Man brachte den Löwen zu der Stelle, wo Elli, von Totoschka behütet, dasaß. Das Mädchen dankte den Mäusen herzlich für die Rettung des treuen Freundes, den es so liebgewonnen hatte.

Die Mäuse zernagten die Fäden an ihren Schwänzchen und liefen schnell nach Hause. Die Königin reichte Elli beim Abschied eine kleine Silberpfeife.

«Falls ihr mich wieder braucht», sagte Ramina, «so blast in diese Pfeife, ich werde euch zu Diensten stehen. Auf Wiedersehen!»

«Auf Wiedersehen!» erwiderte Elli.

Im gleichen Augenblick riß sich Totoschka vom Pfahl los, und die Mäuse stoben auseinander. Die Königin selber legte eine Behendigkeit an den Tag, die mit ihrer Würde kaum vereinbar war.

* * *

…Die Wanderer warteten geduldig, daß der Löwe erwache. Er hatte zu lange die vergiftete Luft des Mohnfeldes geatmet, doch weil er stark und zäh war, blieb er am Leben.
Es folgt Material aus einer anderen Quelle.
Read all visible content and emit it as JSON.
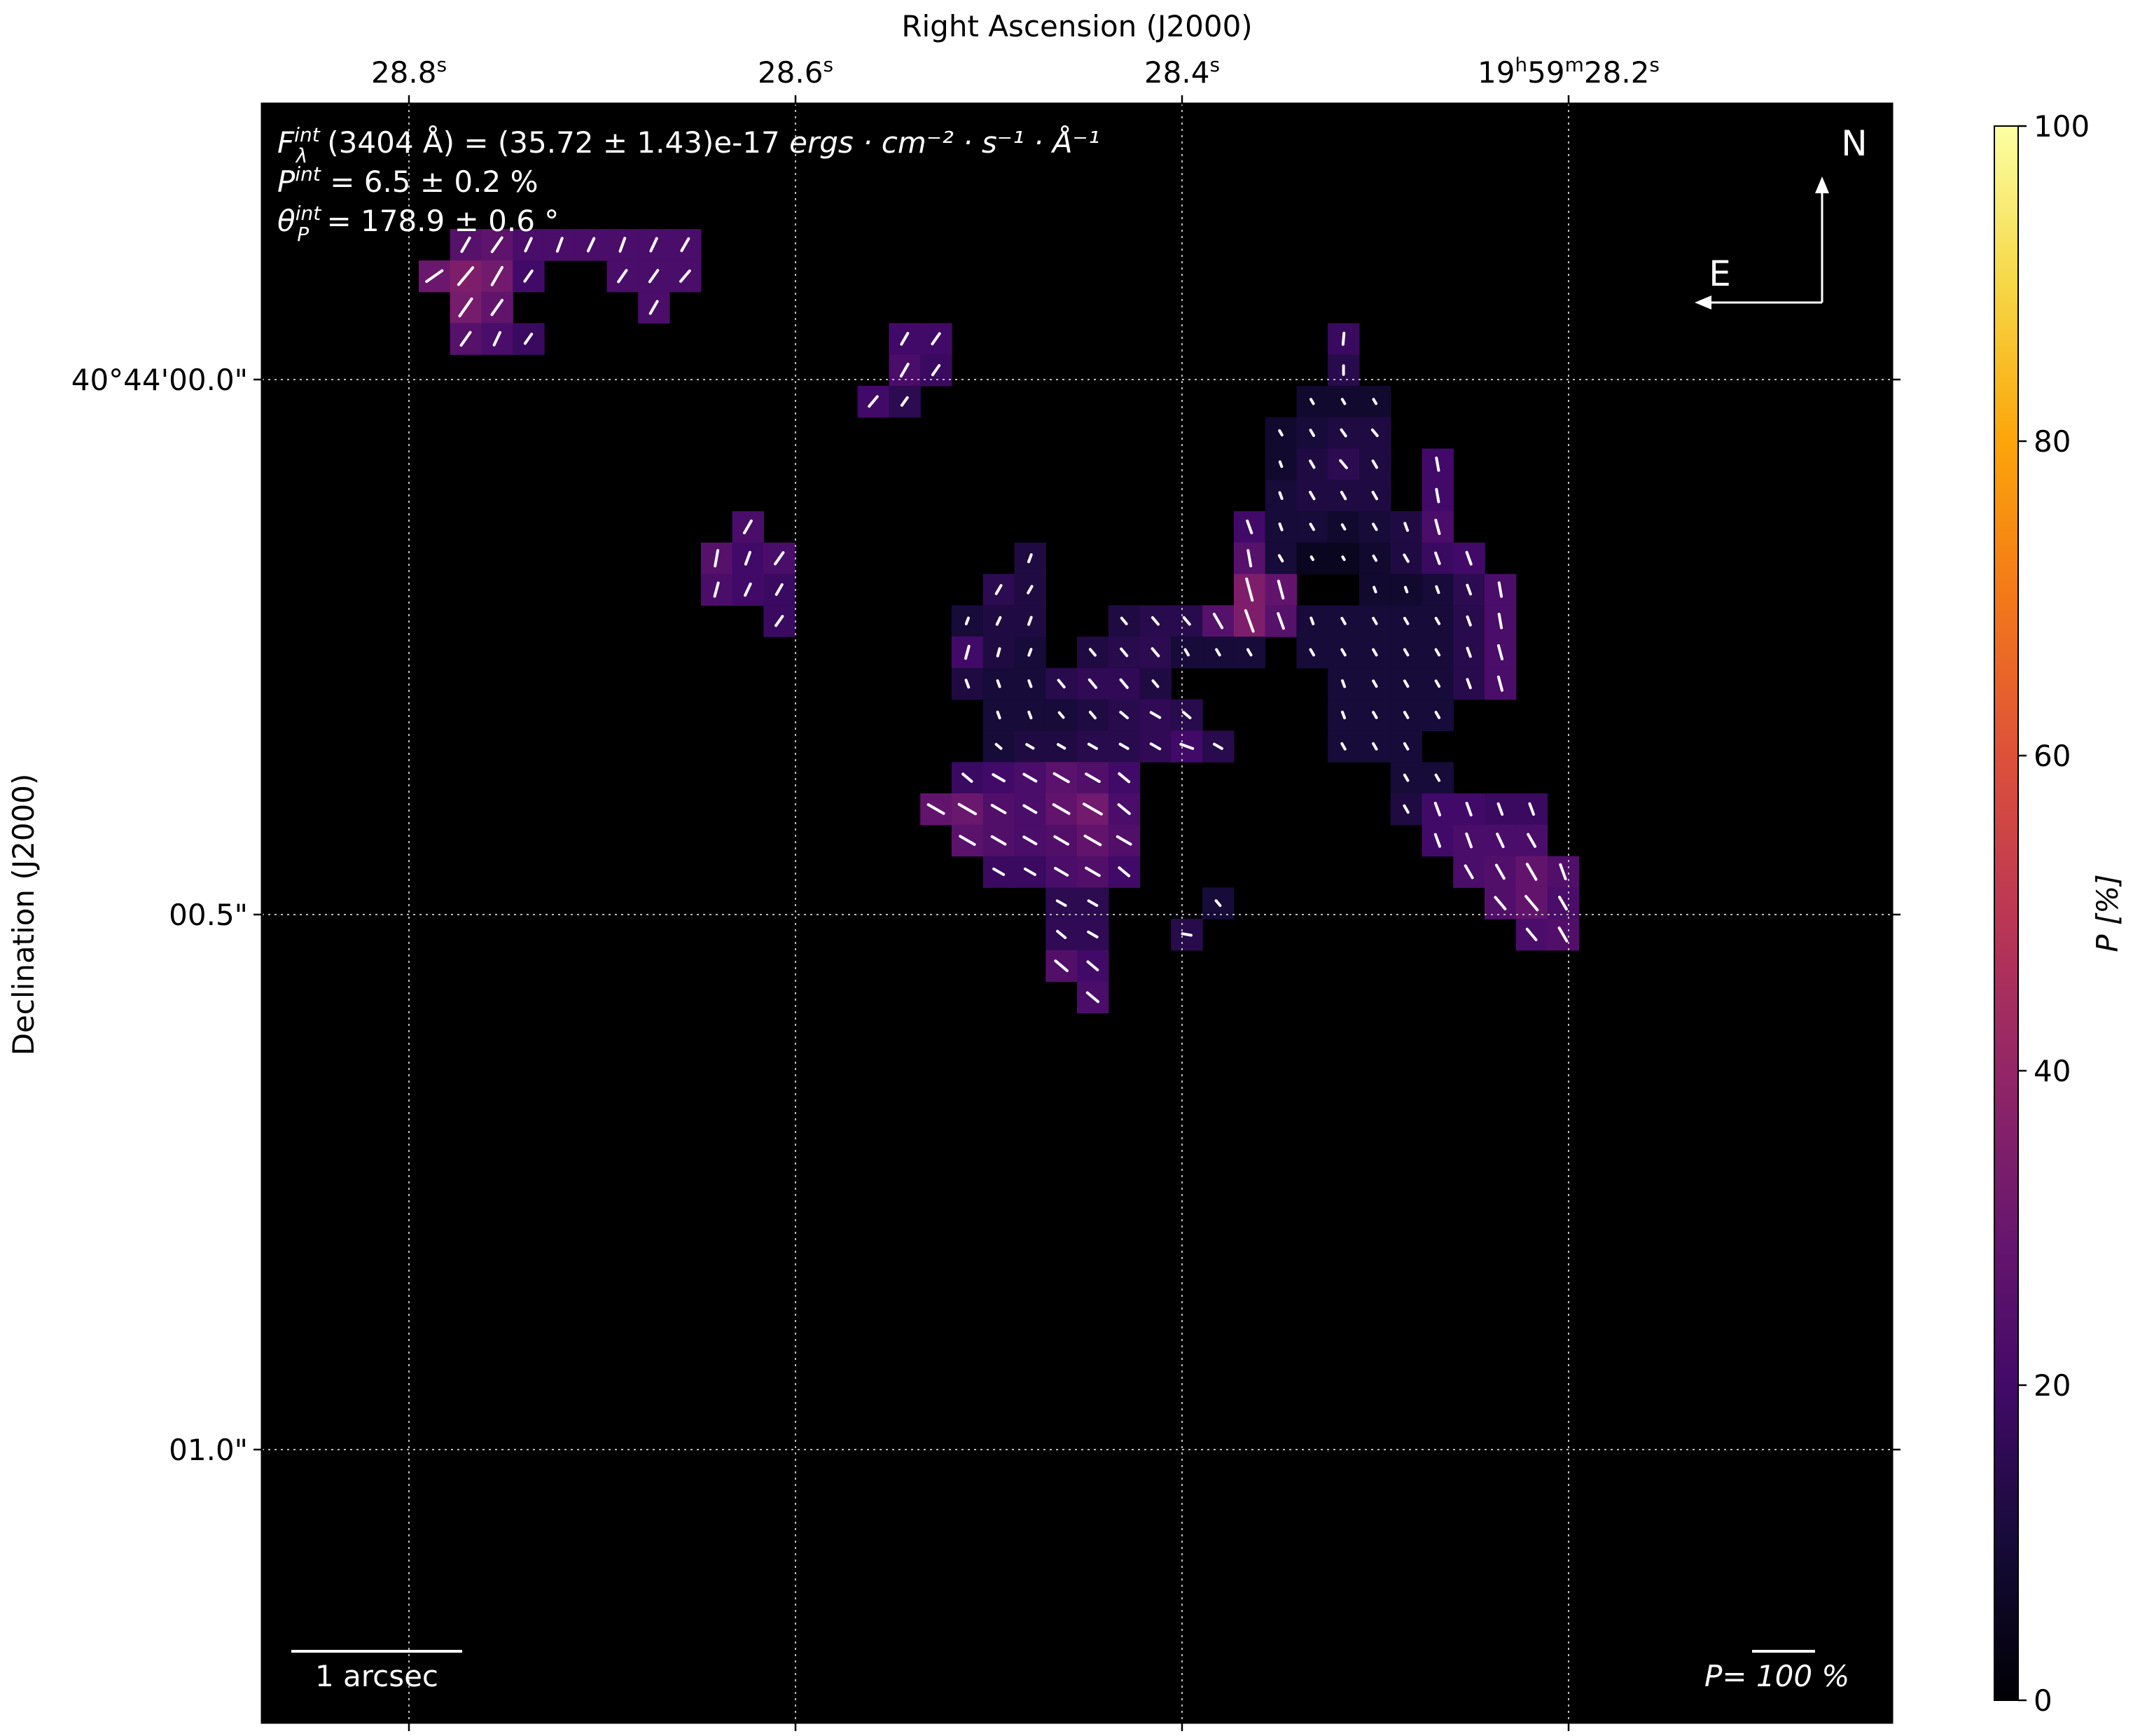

Er öffnete die Augen, gähnte mehrmals tief und versuchte sich zu recken, was ihm aber nicht gelang, weil der Karren zu klein war.

«Wo bin ich? Lebe ich noch?»

Als er seine Freunde erblickte, freute er sich ungemein und wälzte sich vom Karren auf die Erde.

«Sagt, was ist geschehen? Ich lief über das Mohnfeld, so schnell ich konnte, aber mit jedem Schritt wurden mir die Glieder schwerer, dann übermannte mich der Schlaf, und weiter kann ich mich an nichts mehr erinnern.»

Der Scheuch erzählte ihm, wie die Mäuse ihn aus dem Mohnfeld geschleppt hatten.

Der Löwe schüttelte den Kopf.

«Merkwürdig! Und ich dachte immer, ich sei so groß und stark. Aber die Blumen, die so viel kleiner sind als ich, hätten mich beinahe getötet, und jämmerlich winzige Wesen -

Mäuse, auf die ich immer von oben herab blickte haben mich gerettet! Sie konnten es, weil ihrer so viele sind, weil sie zusammenhalten und deshalb stärker sind als ich, der Löwe, der König der Tiere! Und was sollen wir jetzt anfangen, liebe Freunde?»

«Wir werden weiterziehen, in die Smaragdenstadt», erwiderte Elli. «Drei sehnliche Wünsche müssen erfüllt werden, damit ich in die Heimat zurückkehre!»